Mit gesenkten Häuptern hatte sich die kleine Gruppe an Zauberern, die sich zu Severus' Beerdigung eingefunden hatte, in einem losen Halbkreis um das offene Grab versammelt. Ein kalter Wind beugte die Baumkronen und riss an den Umhängen. Der Regen prasselte unbarmherzig auf uns nieder und ließ das Gesteck aus weißen Rosen und Efeu, welches den Sarg schmückte, bald zerfleddert und erbärmlich aussehen. Dumbledore hatte seine Hände gefaltet und sprach mit rauer Stimme die letzten Worte...

"... nun übergeben wir deinen sterblichen Körper der Erde aus der er einst entstand. Mögest du nun den Frieden finden, welcher dir im Leben versagt blieb. Wir werden dich nie vergessen, Severus. Du bleibst in unseren Herzen, für immer."

Wiederum schnäuzte ich in mein bereits nasses Taschentuch und zwang mich, nicht laut aufzuschluchzen. Es war einfach nicht fair. Severus war noch so jung gewesen. Warum hatte es gerade ihn erwischen müssen? Warum?

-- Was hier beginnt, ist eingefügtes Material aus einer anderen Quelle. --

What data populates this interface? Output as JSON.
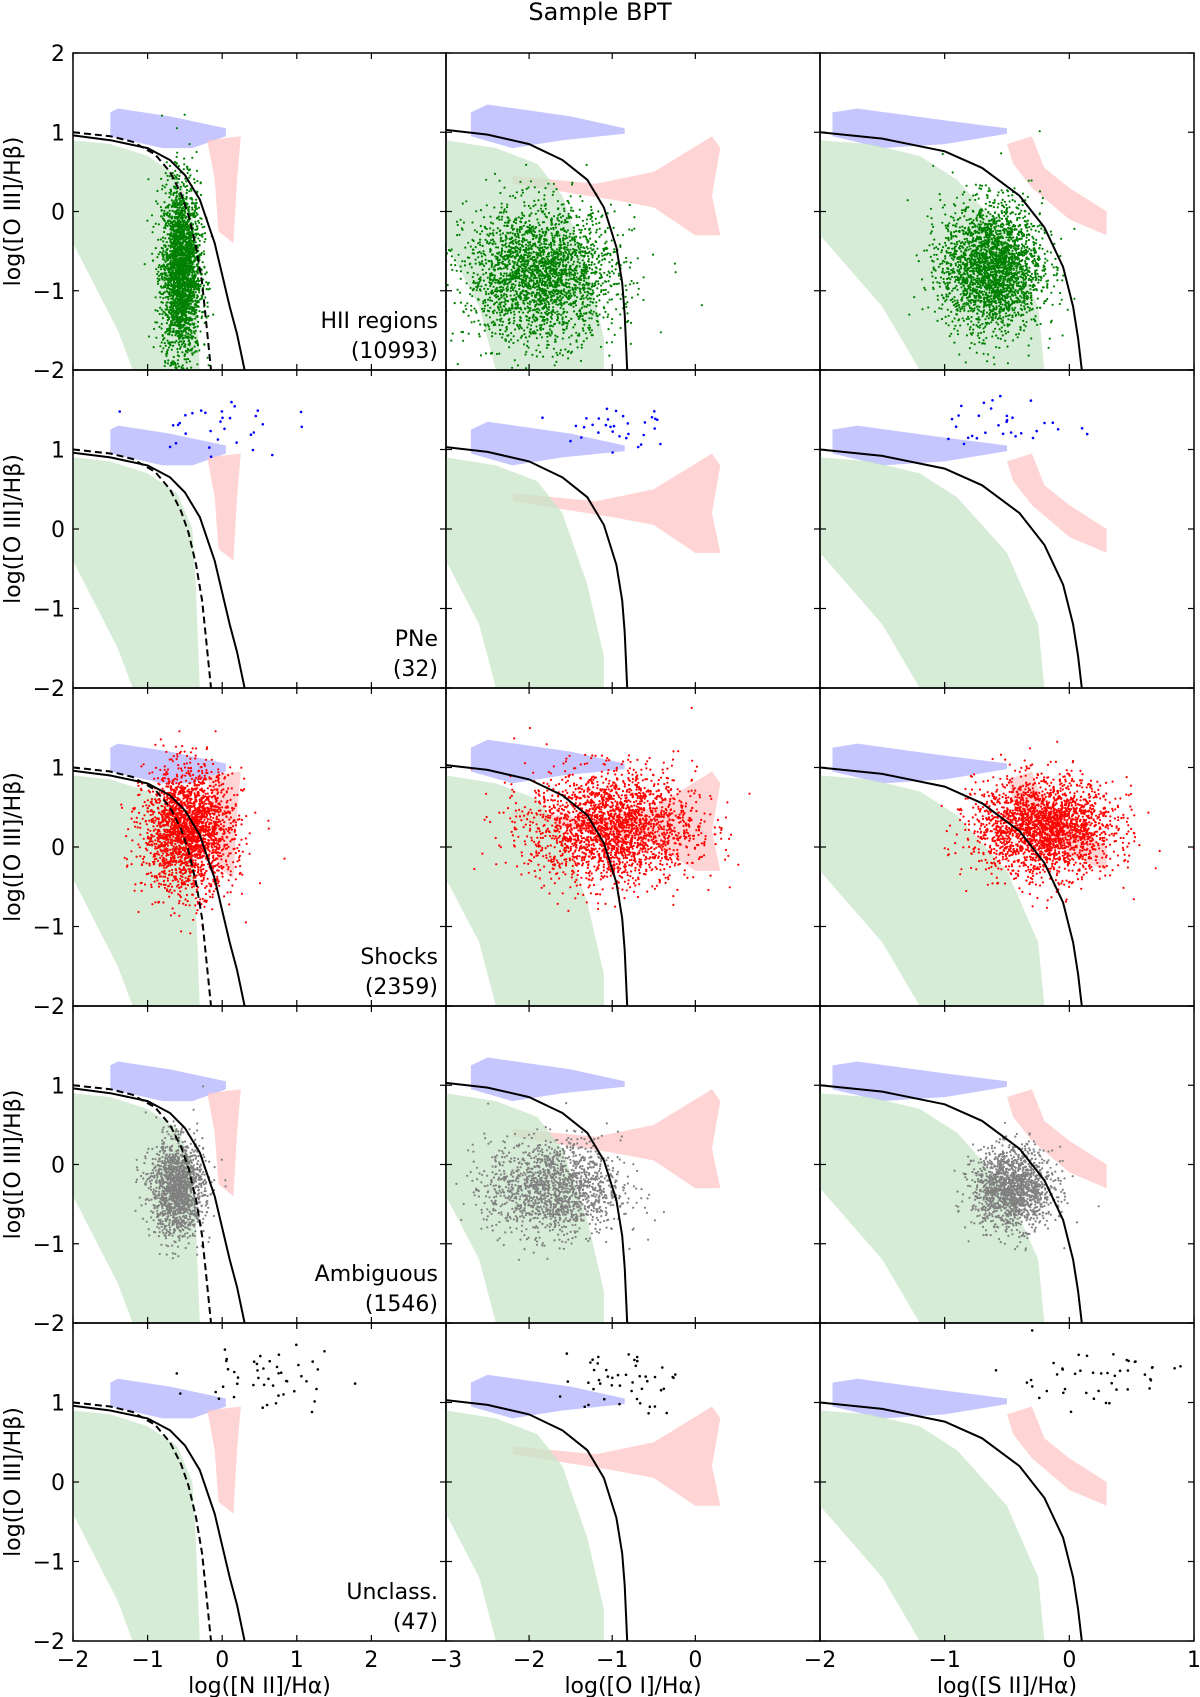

Der Sarg wurde magisch in die Höhe gehoben und langsam in die dunklen Tiefen der kalten Erde hinunter gelassen. Dumpf hörte man, wie er auf dem Boden des Grabs aufsetzte. Dumbledore trat an das Fußende und kniete nieder. Ich sah, wie sich seine Lippen bewegten, doch was er sagte, war nur für Severus bestimmt. Der Wind heulte auf und unterdrückte jeden Laut. Tränen liefen über die eingefallenen Wangen des Direktors. Erstmals seit ich Dumbledore kannte, kam er mir alt vor. Seine sonst so ruhigen Hände zitterten, als er die dunkelrote Rose hinunter ins Grab fallen ließ.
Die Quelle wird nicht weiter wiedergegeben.